Posted: Mon Mar 20, 2006 10:49 pm
by rasi
Kris

Here is the brief explanation of Oralce CDC from the oracle website. For more information refer Oracle Manual.


Oracle9i Database introduced the Change Data Capture (CDC) feature. CDC captures all the inserts, updates, and deletes made to user tables. These changes are stored in a database object called a change table, and the change data is made available to applications in a controlled way through what is called a subscriber view.

Prior to Oracle 10g, the change data was synchronously fed from the source. In Oracle Database 10g, it becomes possible to asynchronously feed the change data, and there are multiple options for how this feed is obtained and managed. Asynchronous data capture reads the changed data from Oracle redo log files. As a result of this, dependence on the transaction activity is avoided and performance overhead is reduced. Oracle Streams Methodology is used to capture change data from redo log files.

Asynchronous CDC requires a streams configuration for each CDC change set. These configurations include the streams capture and apply processes that read change data from redo log files and inserts it into CDC change tables.

Asynchronous CDC requires both the source and staging databases to be Oracle Database 10g.


Thanks

Posted: Mon Mar 20, 2006 11:11 pm
by chulett
The gist of it is in Rasi's post. Basically, you are on the receiving end of every insert, update and delete from the source system. You can then use that information to drive the work you need to do in your target.
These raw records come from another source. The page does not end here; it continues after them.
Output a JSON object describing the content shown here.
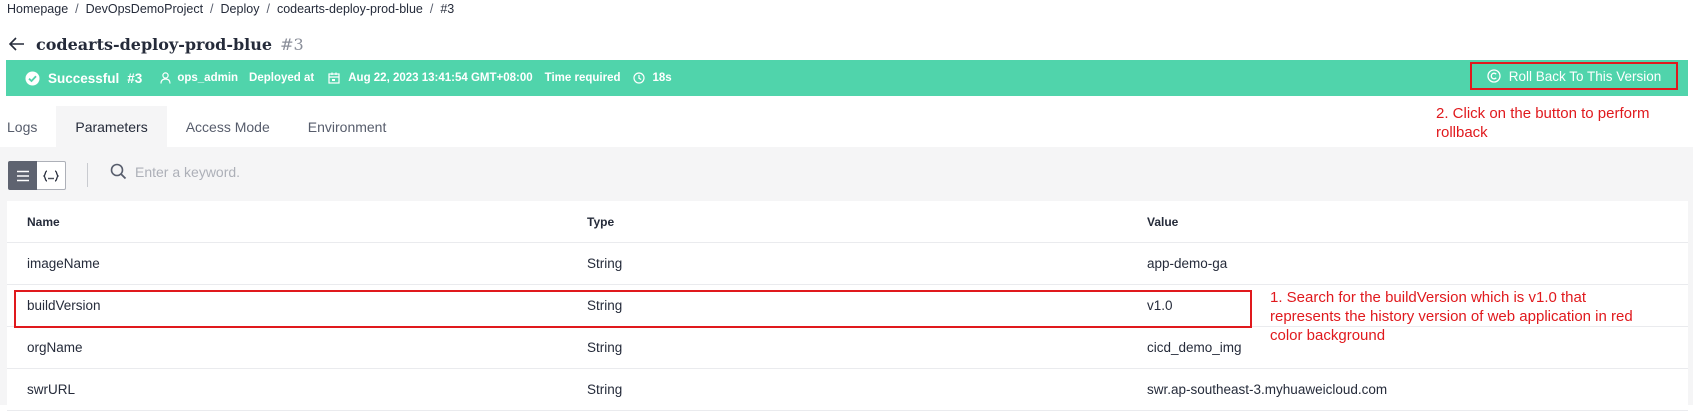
{
  "breadcrumb": [
    "Homepage",
    "DevOpsDemoProject",
    "Deploy",
    "codearts-deploy-prod-blue",
    "#3"
  ],
  "breadcrumb_separator": "/",
  "title": "codearts-deploy-prod-blue",
  "title_run": "#3",
  "status_bar": {
    "status": "Successful",
    "run": "#3",
    "user": "ops_admin",
    "deployed_label": "Deployed at",
    "deployed_time": "Aug 22, 2023 13:41:54 GMT+08:00",
    "time_required_label": "Time required",
    "time_required": "18s",
    "rollback_label": "Roll Back To This Version",
    "color": "#50d4ab"
  },
  "tabs": [
    {
      "label": "Logs"
    },
    {
      "label": "Parameters",
      "active": true
    },
    {
      "label": "Access Mode"
    },
    {
      "label": "Environment"
    }
  ],
  "search": {
    "placeholder": "Enter a keyword."
  },
  "table": {
    "columns": [
      "Name",
      "Type",
      "Value"
    ],
    "rows": [
      [
        "imageName",
        "String",
        "app-demo-ga"
      ],
      [
        "buildVersion",
        "String",
        "v1.0"
      ],
      [
        "orgName",
        "String",
        "cicd_demo_img"
      ],
      [
        "swrURL",
        "String",
        "swr.ap-southeast-3.myhuaweicloud.com"
      ]
    ]
  },
  "annotations": {
    "step1": "1. Search for the buildVersion which is v1.0 that represents the history version of web application in red color background",
    "step2": "2. Click on the button to perform rollback",
    "highlight_color": "#e0191d"
  },
  "icons": {
    "back": "arrow-left-icon",
    "success": "check-circle-icon",
    "user": "user-icon",
    "calendar": "calendar-icon",
    "clock": "clock-icon",
    "rollback": "rollback-icon",
    "list_view": "list-view-icon",
    "code_view": "code-view-icon",
    "search": "search-icon"
  }
}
Problem is, you can't 100 percent rely on what 'action' you get from CDC. In some situations, something called an Insert from the CDC process could actually be an Update in your target database. And just because a record was updated, triggering the CDC process, it doesn't necessarily mean anything actually changed on the record... or if something did change, that it is a field that you care about. Deletes are only deletes if you have the original record 'on file' in the target.

You basically still end up having to do the work mentioned previously to handle everything properly. CDC just typically helps constrain the amount of data you get to work with - you don't need to try and figure out what's new or changed.